Gubernur Kepulauan Riau, Ansar Ahmad melaksanakan Safari Ramadan di Masjid Al Uswah Batu 10, Kota Tanjungpinang, Sabtu (14/3/2026). Kegiatan tersebut dirangkaikan dengan salat Isya dan tarawih berjamaah.
Dalam kesempatan itu, Ansar menyerahkan sejumlah bantuan untuk masyarakat dan rumah ibadah sebagai bentuk dukungan Pemerintah Provinsi Kepulauan Riau terhadap penguatan kehidupan keagamaan dan sosial.
Bantuan yang disalurkan meliputi bantuan rumah ibadah sebesar Rp500 juta melalui Dinas Perumahan dan Permukiman Provinsi Kepri, 30 paket santunan untuk anak yatim dan duafa dari Baznas Kepri, serta bantuan Program Kepri Taqwa sebesar Rp5 juta untuk Masjid Al Uswah.
Dalam sambutannya, Ansar mengajak masyarakat meningkatkan kualitas ibadah di penghujung Ramadan. Ia menyebut malam tersebut merupakan malam ke-25 Ramadan.
“Semoga seluruh amal ibadah kita diterima Allah SWT dan kita diberi kekuatan untuk istiqomah hingga akhir Ramadan,” ujar Ansar.

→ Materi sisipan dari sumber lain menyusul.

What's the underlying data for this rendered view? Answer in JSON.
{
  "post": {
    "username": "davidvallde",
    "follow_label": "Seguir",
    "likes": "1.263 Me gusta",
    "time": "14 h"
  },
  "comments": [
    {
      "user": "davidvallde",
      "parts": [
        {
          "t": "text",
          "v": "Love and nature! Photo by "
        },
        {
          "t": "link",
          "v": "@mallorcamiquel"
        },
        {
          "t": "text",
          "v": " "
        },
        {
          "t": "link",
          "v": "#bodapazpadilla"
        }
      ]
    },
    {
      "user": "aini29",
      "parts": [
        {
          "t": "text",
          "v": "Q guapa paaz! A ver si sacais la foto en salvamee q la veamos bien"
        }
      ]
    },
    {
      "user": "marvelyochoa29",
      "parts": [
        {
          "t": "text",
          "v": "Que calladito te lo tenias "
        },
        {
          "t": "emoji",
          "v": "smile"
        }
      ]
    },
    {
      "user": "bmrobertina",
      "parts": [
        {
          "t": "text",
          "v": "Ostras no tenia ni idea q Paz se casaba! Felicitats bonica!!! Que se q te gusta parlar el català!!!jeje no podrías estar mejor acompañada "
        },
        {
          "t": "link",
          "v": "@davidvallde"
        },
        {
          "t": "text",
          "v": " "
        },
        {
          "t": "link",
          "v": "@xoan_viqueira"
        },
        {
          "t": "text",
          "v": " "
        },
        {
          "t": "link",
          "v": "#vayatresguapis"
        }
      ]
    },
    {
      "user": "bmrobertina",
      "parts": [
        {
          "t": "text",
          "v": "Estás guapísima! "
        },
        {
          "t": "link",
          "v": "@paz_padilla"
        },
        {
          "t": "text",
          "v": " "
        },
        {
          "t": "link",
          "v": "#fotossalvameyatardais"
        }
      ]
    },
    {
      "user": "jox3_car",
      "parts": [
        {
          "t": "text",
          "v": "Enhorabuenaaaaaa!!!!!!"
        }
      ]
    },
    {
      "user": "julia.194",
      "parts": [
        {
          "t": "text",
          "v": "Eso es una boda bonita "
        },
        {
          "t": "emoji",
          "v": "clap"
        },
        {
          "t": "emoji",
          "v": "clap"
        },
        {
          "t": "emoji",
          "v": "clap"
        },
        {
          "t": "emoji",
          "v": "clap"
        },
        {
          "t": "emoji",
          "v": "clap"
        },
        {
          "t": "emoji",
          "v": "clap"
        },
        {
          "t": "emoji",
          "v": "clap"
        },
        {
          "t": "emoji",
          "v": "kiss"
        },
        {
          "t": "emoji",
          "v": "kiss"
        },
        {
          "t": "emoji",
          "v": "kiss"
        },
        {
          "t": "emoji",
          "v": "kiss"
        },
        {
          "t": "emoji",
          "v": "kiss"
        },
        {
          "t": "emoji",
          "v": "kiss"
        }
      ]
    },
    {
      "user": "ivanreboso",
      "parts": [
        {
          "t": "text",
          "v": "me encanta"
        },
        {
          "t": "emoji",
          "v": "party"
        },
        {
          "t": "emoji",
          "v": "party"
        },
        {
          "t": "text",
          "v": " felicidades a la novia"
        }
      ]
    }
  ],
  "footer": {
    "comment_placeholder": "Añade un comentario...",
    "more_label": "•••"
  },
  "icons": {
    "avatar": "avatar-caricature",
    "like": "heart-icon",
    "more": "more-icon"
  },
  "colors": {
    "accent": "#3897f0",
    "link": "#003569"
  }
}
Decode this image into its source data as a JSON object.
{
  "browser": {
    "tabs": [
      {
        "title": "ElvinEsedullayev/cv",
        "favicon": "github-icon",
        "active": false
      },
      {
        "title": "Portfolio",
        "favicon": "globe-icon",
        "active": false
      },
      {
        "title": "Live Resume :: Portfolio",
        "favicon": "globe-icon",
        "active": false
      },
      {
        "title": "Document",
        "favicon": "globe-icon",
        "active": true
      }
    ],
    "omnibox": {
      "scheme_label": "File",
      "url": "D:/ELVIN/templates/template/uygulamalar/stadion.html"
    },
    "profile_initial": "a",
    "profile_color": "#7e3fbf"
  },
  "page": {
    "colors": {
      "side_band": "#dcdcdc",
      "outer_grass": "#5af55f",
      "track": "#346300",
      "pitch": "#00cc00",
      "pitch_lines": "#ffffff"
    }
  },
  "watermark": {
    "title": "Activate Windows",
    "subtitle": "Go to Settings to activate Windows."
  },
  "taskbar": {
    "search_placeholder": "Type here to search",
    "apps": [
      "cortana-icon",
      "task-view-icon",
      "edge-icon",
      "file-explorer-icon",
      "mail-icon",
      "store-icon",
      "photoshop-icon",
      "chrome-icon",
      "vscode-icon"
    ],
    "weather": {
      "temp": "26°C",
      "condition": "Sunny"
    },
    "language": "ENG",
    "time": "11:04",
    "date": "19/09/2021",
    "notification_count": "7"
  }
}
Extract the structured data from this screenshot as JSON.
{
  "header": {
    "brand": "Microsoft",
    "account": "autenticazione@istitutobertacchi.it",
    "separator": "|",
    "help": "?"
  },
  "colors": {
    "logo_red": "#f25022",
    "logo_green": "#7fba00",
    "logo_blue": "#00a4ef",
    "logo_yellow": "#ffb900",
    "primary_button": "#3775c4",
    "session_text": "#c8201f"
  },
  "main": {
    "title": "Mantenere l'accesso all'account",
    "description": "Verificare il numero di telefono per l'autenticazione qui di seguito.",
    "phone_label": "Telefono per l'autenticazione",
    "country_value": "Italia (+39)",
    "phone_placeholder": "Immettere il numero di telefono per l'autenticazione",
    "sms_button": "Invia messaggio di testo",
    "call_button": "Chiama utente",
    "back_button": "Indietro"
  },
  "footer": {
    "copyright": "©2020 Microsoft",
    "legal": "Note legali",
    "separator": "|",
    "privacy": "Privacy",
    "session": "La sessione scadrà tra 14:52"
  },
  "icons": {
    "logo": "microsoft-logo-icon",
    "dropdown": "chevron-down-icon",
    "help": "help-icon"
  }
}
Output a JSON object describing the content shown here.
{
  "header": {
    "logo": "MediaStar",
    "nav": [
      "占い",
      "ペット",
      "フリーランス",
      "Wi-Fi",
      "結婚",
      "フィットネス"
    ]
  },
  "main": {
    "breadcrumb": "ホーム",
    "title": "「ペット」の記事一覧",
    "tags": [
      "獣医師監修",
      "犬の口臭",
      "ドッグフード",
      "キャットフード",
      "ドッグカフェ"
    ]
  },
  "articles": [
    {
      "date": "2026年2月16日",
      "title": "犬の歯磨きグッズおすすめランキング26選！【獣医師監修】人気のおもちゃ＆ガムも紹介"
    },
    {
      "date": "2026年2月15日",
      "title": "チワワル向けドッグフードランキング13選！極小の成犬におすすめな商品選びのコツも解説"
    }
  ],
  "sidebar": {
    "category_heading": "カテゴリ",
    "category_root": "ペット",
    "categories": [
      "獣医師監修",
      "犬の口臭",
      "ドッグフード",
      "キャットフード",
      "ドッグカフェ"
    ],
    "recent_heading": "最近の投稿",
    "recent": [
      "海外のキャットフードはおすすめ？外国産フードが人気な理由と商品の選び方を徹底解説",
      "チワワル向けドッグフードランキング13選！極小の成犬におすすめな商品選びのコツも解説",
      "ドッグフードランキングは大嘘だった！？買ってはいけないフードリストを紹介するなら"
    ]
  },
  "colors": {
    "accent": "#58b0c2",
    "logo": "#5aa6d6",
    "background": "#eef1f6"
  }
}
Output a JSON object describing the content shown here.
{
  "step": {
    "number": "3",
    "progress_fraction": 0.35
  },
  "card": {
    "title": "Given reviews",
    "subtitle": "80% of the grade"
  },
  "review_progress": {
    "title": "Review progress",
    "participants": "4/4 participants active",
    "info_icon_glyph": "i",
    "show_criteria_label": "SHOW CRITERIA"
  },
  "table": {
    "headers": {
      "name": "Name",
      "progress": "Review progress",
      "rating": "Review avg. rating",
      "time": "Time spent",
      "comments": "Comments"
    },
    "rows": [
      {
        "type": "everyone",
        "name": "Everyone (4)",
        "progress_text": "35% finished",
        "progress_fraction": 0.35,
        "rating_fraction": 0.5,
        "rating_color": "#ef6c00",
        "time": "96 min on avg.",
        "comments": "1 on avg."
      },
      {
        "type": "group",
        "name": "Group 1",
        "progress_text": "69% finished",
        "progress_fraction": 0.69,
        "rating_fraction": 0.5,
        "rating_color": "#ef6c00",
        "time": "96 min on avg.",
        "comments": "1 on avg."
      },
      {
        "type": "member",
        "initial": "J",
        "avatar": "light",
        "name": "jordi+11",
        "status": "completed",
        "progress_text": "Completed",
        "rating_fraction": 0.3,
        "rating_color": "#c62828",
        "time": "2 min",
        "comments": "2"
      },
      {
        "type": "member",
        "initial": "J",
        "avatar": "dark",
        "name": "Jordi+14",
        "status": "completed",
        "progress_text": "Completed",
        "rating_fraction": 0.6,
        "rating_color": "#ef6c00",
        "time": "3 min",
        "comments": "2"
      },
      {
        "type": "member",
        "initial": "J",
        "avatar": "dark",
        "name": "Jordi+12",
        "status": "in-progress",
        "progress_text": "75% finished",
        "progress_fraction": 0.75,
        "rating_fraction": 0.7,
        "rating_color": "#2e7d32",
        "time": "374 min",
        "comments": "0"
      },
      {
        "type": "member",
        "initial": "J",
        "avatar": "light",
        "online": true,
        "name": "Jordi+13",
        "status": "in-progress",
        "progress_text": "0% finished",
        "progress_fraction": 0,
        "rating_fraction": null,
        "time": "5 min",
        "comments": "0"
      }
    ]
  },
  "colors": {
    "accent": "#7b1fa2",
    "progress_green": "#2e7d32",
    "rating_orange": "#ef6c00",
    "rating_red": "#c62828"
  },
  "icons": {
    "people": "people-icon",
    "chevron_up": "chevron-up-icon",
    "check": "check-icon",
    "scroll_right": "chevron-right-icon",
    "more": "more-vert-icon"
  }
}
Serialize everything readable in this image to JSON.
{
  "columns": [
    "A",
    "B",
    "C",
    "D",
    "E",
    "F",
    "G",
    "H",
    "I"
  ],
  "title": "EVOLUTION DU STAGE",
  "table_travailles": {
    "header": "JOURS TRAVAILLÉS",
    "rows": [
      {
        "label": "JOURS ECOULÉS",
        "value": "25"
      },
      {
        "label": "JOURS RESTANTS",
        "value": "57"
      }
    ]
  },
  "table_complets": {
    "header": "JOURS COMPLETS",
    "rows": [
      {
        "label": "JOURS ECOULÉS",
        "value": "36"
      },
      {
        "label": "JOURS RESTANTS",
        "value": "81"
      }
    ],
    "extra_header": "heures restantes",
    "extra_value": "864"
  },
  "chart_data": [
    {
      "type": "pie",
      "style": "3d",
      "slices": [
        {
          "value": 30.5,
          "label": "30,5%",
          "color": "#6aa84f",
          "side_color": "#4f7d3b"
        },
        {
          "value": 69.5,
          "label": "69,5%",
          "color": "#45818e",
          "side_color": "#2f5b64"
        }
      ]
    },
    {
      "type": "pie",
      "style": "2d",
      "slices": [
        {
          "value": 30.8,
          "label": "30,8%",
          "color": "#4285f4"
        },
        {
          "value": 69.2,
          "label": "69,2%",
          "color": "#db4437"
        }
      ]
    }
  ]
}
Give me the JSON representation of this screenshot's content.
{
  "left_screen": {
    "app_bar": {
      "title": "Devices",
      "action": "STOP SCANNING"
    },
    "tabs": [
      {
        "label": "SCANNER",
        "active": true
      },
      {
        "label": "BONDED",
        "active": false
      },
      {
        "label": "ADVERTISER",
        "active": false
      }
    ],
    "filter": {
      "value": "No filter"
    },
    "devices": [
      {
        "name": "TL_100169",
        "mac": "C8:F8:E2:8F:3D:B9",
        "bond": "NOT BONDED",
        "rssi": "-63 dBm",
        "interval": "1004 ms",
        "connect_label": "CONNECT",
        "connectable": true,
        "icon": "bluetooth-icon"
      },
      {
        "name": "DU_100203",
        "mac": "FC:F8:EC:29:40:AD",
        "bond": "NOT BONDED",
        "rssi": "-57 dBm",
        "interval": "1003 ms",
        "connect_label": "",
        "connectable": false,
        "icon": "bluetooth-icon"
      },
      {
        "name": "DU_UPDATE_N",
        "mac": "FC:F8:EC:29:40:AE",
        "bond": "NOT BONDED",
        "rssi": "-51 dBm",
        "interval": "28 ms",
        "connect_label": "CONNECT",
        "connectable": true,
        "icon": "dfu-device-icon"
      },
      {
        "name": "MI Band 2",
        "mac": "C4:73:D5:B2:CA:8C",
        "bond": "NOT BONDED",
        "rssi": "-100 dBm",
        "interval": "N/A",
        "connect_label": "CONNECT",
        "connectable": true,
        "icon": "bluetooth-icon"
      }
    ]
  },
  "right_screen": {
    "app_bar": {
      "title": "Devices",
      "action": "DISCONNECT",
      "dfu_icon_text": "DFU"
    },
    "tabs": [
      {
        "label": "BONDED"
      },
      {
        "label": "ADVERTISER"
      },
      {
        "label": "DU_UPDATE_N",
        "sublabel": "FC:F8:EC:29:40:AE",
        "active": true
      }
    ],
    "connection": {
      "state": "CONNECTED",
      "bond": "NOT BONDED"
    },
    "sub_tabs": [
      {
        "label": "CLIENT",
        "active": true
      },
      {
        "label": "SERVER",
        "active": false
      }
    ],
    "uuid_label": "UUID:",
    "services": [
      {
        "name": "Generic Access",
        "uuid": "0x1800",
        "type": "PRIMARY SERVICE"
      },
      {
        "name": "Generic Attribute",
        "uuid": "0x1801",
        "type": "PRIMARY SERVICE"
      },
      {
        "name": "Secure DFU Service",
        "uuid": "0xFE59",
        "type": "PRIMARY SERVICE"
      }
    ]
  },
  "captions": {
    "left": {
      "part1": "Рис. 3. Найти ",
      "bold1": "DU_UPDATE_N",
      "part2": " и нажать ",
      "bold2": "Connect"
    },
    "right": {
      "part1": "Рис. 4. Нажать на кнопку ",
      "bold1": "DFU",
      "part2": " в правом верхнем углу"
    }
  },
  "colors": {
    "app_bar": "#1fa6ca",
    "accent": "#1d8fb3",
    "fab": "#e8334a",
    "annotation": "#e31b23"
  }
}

Ia juga menekankan peran penting masjid sebagai pusat pembinaan umat dan aktivitas sosial masyarakat.
“Masjid harus menjadi pusat pembinaan umat dan penguatan ukhuwah. Jika masjid makmur, masyarakat di sekitarnya juga akan makmur,” kata Ansar.
Ansar juga memaparkan sejumlah program pembangunan yang dijalankan Pemerintah Provinsi Kepulauan Riau, salah satunya peningkatan akses listrik di wilayah pulau-pulau.
Selama masa kepemimpinannya, Pemprov Kepri telah menyambungkan listrik PLN ke 14.228 rumah masyarakat di pulau-pulau.
“Tahun ini kami menargetkan tambahan sambungan listrik untuk sekitar 1.000 rumah tangga,” jelasnya.
Saat ini tingkat elektrifikasi di Kepri telah mencapai 99,98 persen, meski beberapa wilayah masih menikmati listrik terbatas sekitar 12 hingga 14 jam per hari.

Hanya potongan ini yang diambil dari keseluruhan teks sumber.